Access Aurora DSQL using SQL clients
Aurora DSQL supports multiple PostgreSQL-compatible clients for connecting to your cluster. The following sections describe how to connect using PostgreSQL with AWS CloudShell or your local command line, as well as GUI-based tools like DBeaver and JetBrains DataGrip. Each client requires a valid authentication token as described in the previous section.
Topics
Troubleshooting
Authentication credentials expiration for the SQL Clients
Established sessions remain authenticated for a maximum of 1 hour or until an explicit
disconnect or a client-side timeout takes place. If new connections need to be established, a
new authentication token must be generated and provided in the Password field of the connection.
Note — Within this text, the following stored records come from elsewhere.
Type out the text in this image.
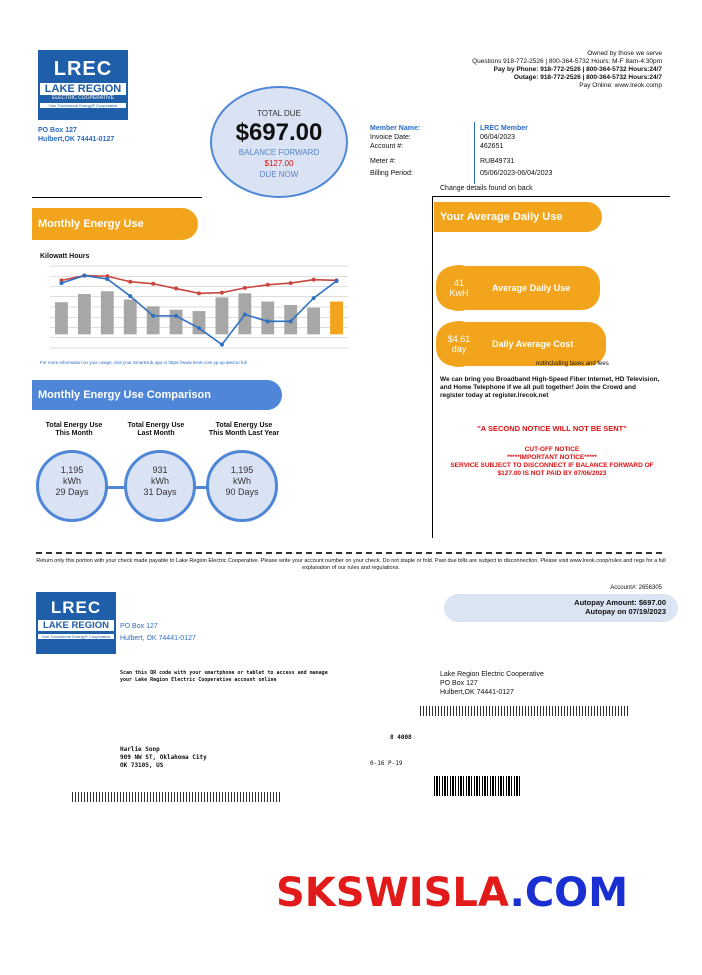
LREC
LAKE REGION
ELECTRIC COOPERATIVE
Your Touchstone Energy® Cooperative
PO Box 127
Hulbert,OK 74441-0127
TOTAL DUE
$697.00
BALANCE FORWARD
$127.00
DUE NOW
Owned by those we serve
Questions 918-772-2526 | 800-364-5732 Hours: M-F 8am-4:30pm
Pay by Phone: 918-772-2526 | 800-364-5732 Hours:24/7
Outage: 918-772-2526 | 800-364-5732 Hours:24/7
Pay Online: www.lreok.comp
Member Name:	LREC Member
Invoice Date:	06/04/2023
Account #:	462651
Meter #:	RUB49731
Billing Period:	05/06/2023-06/04/2023
Change details found on back
Monthly Energy Use
Kilowatt Hours
For more information on your usage, visit your SmartHub app or https://www.lreok.com.yp.up.ated.to.full
Monthly Energy Use Comparison
Total Energy Use
This Month
Total Energy Use
Last Month
Total Energy Use
This Month Last Year
1,195
kWh
29 Days
931
kWh
31 Days
1,195
kWh
90 Days
Your Average Daily Use
41
KwH	Average Daily Use
$4.61
day	Daily Average Cost
notincluding taxes and fees
We can bring you Broadband High-Speed Fiber Internet, HD Television, and Home Telephone if we all pull together! Join the Crowd and register today at register.lrecok.net
"A SECOND NOTICE WILL NOT BE SENT"
CUT-OFF NOTICE
*****IMPORTANT NOTICE*****
SERVICE SUBJECT TO DISCONNECT IF BALANCE FORWARD OF $127.00 IS NOT PAID BY 07/06/2023
Return only this portion with your check made payable to Lake Region Electric Cooperative. Please write your account number on your check. Do not staple or fold. Past due bills are subject to disconnection. Please visit www.lreok.coop/rules and regs for a full explanation of our rules and regulations.
Account#: 2656305
Autopay Amount: $697.00
Autopay on 07/19/2023
LREC
LAKE REGION
Your Touchstone Energy® Cooperative
PO Box 127
Hulbert, OK 74441-0127
Scan this QR code with your smartphone or tablet to access and manage your Lake Region Electric Cooperative account online
Lake Region Electric Cooperative
PO Box 127
Hulbert,OK 74441-0127
8 4008
Harlie Sonp
909 NW ST, Oklahoma City
OK 73105, US	0-16 P-19
SKSWISLA.COM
Trying to open a new session (for example, to list
new tables, or open a new SQL console) forces a new authentication attempt. If the authentication
token configured in the Connection settings is no longer valid,
that new session will fail and all previously opened sessions will become invalid. Keep this in
mind when choosing the duration of your IAM authentication token with the
expires-in option, which can be set to 15 minutes by default and can be set to a
maximum value of seven days.
Additionally, see the Troubleshooting section of the Aurora DSQL documentation.